Evaporation of Low-mass Planet Atmospheres: Multidimensional Hydrodynamics with Consistent Thermochemistry

Abstract

Abstract Direct and statistical observational evidence suggests that photoevaporation is important in eroding the atmosphere of sub-Neptune planets. We construct full hydrodynamic simulations, coupled with consistent thermochemistry and ray-tracing radiative transfer, to understand the physics of atmospheric photoevaporation caused by high-energy photons from the host star. We identify a region on the parameter space where a hydrostatic atmosphere cannot be balanced by any plausible interplanetary pressure, so that the atmosphere is particularly susceptible to loss by Parker wind. This region may lead to an absence of rich atmosphere (substantially H/He) for planets with low mass (M ≲ 3 M ⊕). Full numerical simulations of photoevaporative outflows show a typical outflow speed ∼ 30 km s − 1 and M ˙ ∼ 4 × 10 − 10 M ⊕ yr − 1 for a 5 M ⊕ fiducial model rocky-core planet with 10−2 of its mass in the atmosphere. The outflows modulated by strong stellar wind (ram pressure up to 5 times the total wind pressure) are collimated toward the nightside of the planet, while the mass-loss rate is only ∼25% lower than the fiducial model.
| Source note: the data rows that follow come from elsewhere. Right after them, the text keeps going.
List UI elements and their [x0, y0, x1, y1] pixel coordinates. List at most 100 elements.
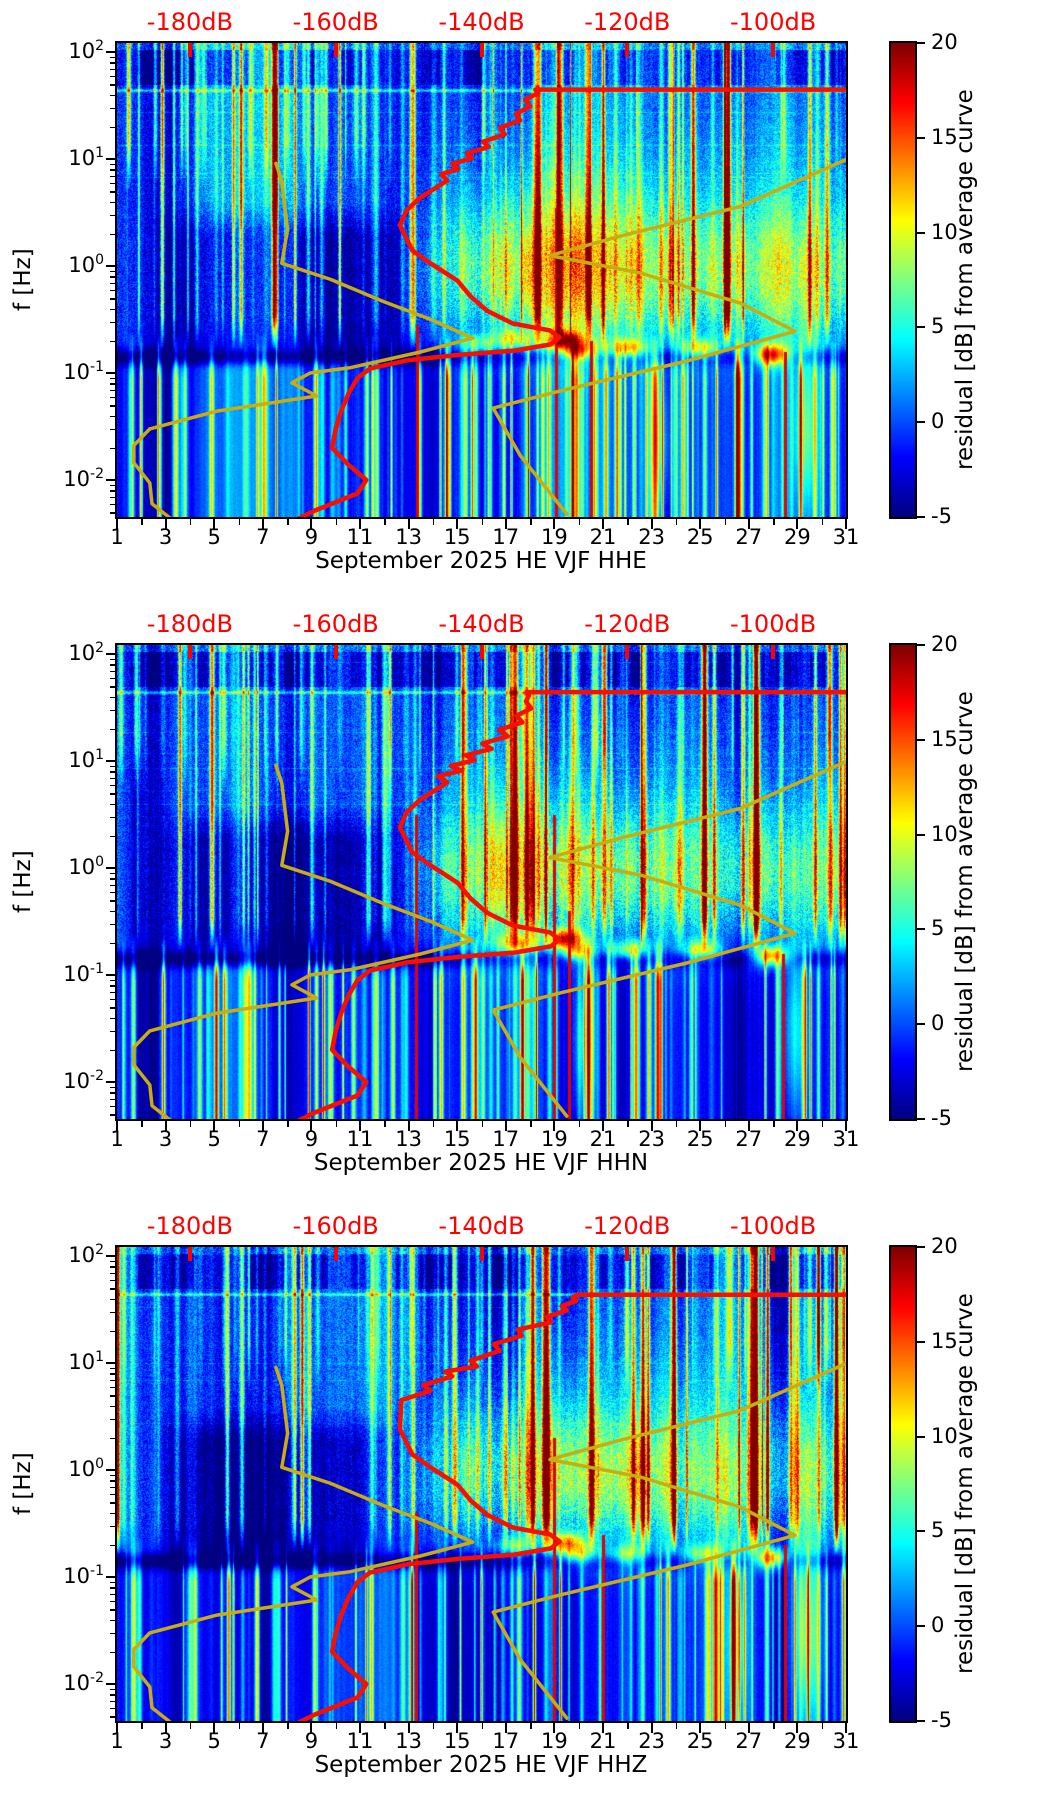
top-db-tick-label: -180dB	[146, 8, 233, 36]
y-minor-tick	[110, 428, 115, 431]
y-axis-title: f [Hz]	[10, 248, 36, 312]
x-major-tick	[747, 519, 750, 529]
top-db-tick	[333, 1247, 338, 1261]
x-major-tick	[845, 1121, 847, 1131]
y-minor-tick	[110, 816, 115, 819]
x-major-tick	[310, 1723, 313, 1733]
y-major-tick	[106, 866, 115, 869]
y-major-tick	[106, 371, 115, 374]
y-major-tick	[106, 478, 115, 481]
colorbar-tick	[917, 516, 925, 518]
y-minor-tick	[110, 321, 115, 324]
colorbar-tick-label: -5	[931, 1106, 952, 1130]
y-minor-tick	[110, 1367, 115, 1370]
x-tick-label: 13	[395, 1127, 422, 1151]
y-minor-tick	[110, 696, 115, 699]
colorbar-tick-label: 10	[931, 1423, 958, 1448]
y-minor-tick	[110, 191, 115, 193]
y-minor-tick	[110, 282, 115, 285]
y-minor-tick	[110, 872, 115, 875]
x-major-tick	[213, 1723, 216, 1733]
top-db-tick-label: -120dB	[584, 1212, 671, 1240]
y-minor-tick	[110, 765, 115, 768]
y-minor-tick	[110, 377, 115, 380]
x-major-tick	[650, 1121, 653, 1131]
colorbar-tick-label: 10	[931, 821, 958, 846]
colorbar-tick-label: 0	[931, 1011, 945, 1036]
top-db-tick	[333, 645, 338, 659]
x-minor-tick	[189, 519, 192, 525]
y-minor-tick	[110, 784, 115, 787]
y-axis-title: f [Hz]	[10, 850, 36, 914]
x-major-tick	[796, 1723, 799, 1733]
colorbar-tick	[917, 231, 925, 234]
x-minor-tick	[335, 519, 338, 525]
x-minor-tick	[481, 519, 483, 525]
x-minor-tick	[141, 519, 143, 525]
top-db-tick-label: -120dB	[584, 8, 671, 36]
x-tick-label: 3	[158, 1729, 173, 1753]
y-minor-tick	[110, 1581, 115, 1584]
y-minor-tick	[110, 107, 115, 110]
top-db-tick	[187, 1247, 192, 1261]
top-db-tick-label: -180dB	[146, 1212, 233, 1240]
y-minor-tick	[110, 979, 115, 982]
x-major-tick	[213, 1121, 216, 1131]
colorbar-tick	[917, 1118, 925, 1120]
x-tick-label: 25	[686, 525, 714, 549]
y-minor-tick	[110, 1105, 115, 1108]
x-tick-label: 5	[207, 525, 221, 549]
top-db-tick-label: -180dB	[146, 610, 233, 638]
spectrogram-heatmap-hhz	[117, 1247, 846, 1721]
x-major-tick	[796, 519, 799, 529]
x-major-tick	[553, 1723, 556, 1733]
y-minor-tick	[110, 182, 115, 185]
colorbar-tick	[917, 1023, 925, 1026]
panel-hhn: f [Hz] residual [dB] from average curve …	[0, 602, 1052, 1204]
colorbar-tick-label: 10	[931, 219, 958, 244]
y-tick-label: 100	[68, 1455, 104, 1481]
x-minor-tick	[773, 1121, 775, 1127]
x-tick-label: 9	[304, 525, 319, 549]
y-minor-tick	[110, 1092, 115, 1094]
x-minor-tick	[384, 1723, 386, 1729]
x-tick-label: 13	[395, 1729, 422, 1753]
y-minor-tick	[110, 1379, 115, 1382]
y-minor-tick	[110, 991, 115, 994]
top-db-tick-label: -140dB	[438, 8, 525, 36]
x-major-tick	[164, 1723, 167, 1733]
x-tick-label: 17	[492, 1729, 520, 1753]
top-db-tick	[771, 43, 776, 57]
x-minor-tick	[773, 519, 775, 525]
x-tick-label: 29	[784, 525, 811, 549]
y-minor-tick	[110, 1395, 115, 1397]
x-minor-tick	[481, 1121, 483, 1127]
y-minor-tick	[110, 94, 115, 97]
y-minor-tick	[110, 728, 115, 731]
x-major-tick	[164, 1121, 167, 1131]
x-major-tick	[699, 1121, 702, 1131]
x-tick-label: 15	[443, 1729, 471, 1753]
top-db-tick	[625, 645, 630, 659]
x-tick-label: 11	[346, 1729, 374, 1753]
x-tick-label: 3	[158, 1127, 173, 1151]
y-minor-tick	[110, 1086, 115, 1089]
y-minor-tick	[110, 1288, 115, 1290]
y-minor-tick	[110, 1694, 115, 1696]
y-minor-tick	[110, 884, 115, 887]
y-minor-tick	[110, 340, 115, 343]
x-tick-label: 15	[443, 525, 471, 549]
colorbar-title: residual [dB] from average curve	[952, 691, 978, 1073]
y-minor-tick	[110, 1311, 115, 1314]
y-minor-tick	[110, 910, 115, 913]
top-db-tick	[625, 1247, 630, 1261]
y-minor-tick	[110, 1502, 115, 1504]
y-minor-tick	[110, 496, 115, 499]
y-minor-tick	[110, 1512, 115, 1515]
x-minor-tick	[141, 1121, 143, 1127]
x-axis-title-hhe: September 2025 HE VJF HHE	[315, 548, 647, 574]
top-db-tick	[479, 43, 484, 57]
x-major-tick	[407, 1121, 410, 1131]
x-tick-label: 27	[735, 1127, 763, 1151]
top-db-tick-label: -120dB	[584, 610, 671, 638]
By exploring the parameter space, we find that EUV photoionization is most important in launching photoevaporative wind; other energetic radiations have secondary importance. Based on simulation results we propose a semiempirical formula of photoevaporation rate (error ≲ 20%), which is a function of high-energy irradiation, planet mass, and envelope mass fraction (error ≲20%). We then reproduce the observed bimodal radius distribution of sub-Neptune Kepler planets semiquantitatively.